For some reason, the actual bandwidth we are able to achieve is much less than expected – about 500MB/s – only 2 channels of 8 can work in full bandwidth.
Our implementation consist 16 DMA channels ( 2 for each channel ) . each physical channel consist 2 separated DMA for the header and the data itself – this is for application needs.
Each DMA asks application a memory window of 24MB and push data continuously while providing an interrupt for each 4MB of data sent . this allows the CPU to fetch and clear the data-buffer before it gets re-written again in the next cycle. This means that for each chnnel the CPU gets around 60 interrupts per second and should be getting ~480 interrupts per second when operating the 8 channels.

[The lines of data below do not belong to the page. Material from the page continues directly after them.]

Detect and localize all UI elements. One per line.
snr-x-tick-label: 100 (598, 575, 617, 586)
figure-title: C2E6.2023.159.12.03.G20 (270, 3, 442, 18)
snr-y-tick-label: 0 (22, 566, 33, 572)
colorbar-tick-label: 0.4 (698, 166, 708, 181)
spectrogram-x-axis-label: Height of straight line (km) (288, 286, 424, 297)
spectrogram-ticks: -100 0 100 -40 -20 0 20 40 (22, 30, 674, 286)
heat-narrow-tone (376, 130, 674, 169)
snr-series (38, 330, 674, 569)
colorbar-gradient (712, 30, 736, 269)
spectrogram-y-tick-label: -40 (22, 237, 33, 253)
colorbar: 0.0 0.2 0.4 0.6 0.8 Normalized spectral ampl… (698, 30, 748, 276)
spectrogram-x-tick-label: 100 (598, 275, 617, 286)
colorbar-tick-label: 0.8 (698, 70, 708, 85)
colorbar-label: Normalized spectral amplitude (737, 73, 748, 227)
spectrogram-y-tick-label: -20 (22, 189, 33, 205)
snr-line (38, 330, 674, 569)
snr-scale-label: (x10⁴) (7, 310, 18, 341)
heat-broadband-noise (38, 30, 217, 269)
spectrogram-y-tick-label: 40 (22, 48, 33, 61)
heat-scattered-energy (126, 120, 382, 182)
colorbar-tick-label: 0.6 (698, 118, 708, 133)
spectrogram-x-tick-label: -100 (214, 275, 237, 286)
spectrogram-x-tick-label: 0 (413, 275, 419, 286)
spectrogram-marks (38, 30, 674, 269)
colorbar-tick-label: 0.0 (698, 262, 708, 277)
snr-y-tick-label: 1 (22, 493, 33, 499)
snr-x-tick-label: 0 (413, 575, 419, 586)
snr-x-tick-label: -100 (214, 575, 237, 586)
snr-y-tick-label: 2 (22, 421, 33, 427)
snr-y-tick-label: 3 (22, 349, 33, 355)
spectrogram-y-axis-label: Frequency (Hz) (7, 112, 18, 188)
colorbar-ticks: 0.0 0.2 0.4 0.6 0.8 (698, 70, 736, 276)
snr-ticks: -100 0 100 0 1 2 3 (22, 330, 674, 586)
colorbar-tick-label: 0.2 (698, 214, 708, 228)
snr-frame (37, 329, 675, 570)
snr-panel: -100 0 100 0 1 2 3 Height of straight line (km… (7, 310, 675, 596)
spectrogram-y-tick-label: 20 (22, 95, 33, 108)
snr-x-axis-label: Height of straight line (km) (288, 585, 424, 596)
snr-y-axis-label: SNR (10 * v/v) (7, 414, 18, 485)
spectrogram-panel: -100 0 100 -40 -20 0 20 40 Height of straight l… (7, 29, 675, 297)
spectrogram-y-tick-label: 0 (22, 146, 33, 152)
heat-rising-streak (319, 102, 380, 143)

So – our basic questions are :
- Looking at this implementation method – is there something in this method that can explain the low performance ?
- Is there a profiling software that can help us understand better what is the pipeline so maybe we will be able to solve it?
1, I guess the multiple channel DMA is designed by yourself, I know nothing about your design, so I don't have any suggestion for your design.
2, I suggest you try polling scheme instead of interrupt scheme. I suspect so many interrupts might not be handled by system timely. It might be the reason of low performance.
3, You also can use Signaltap to capture some signals and check the timing relation to help analyze the issue.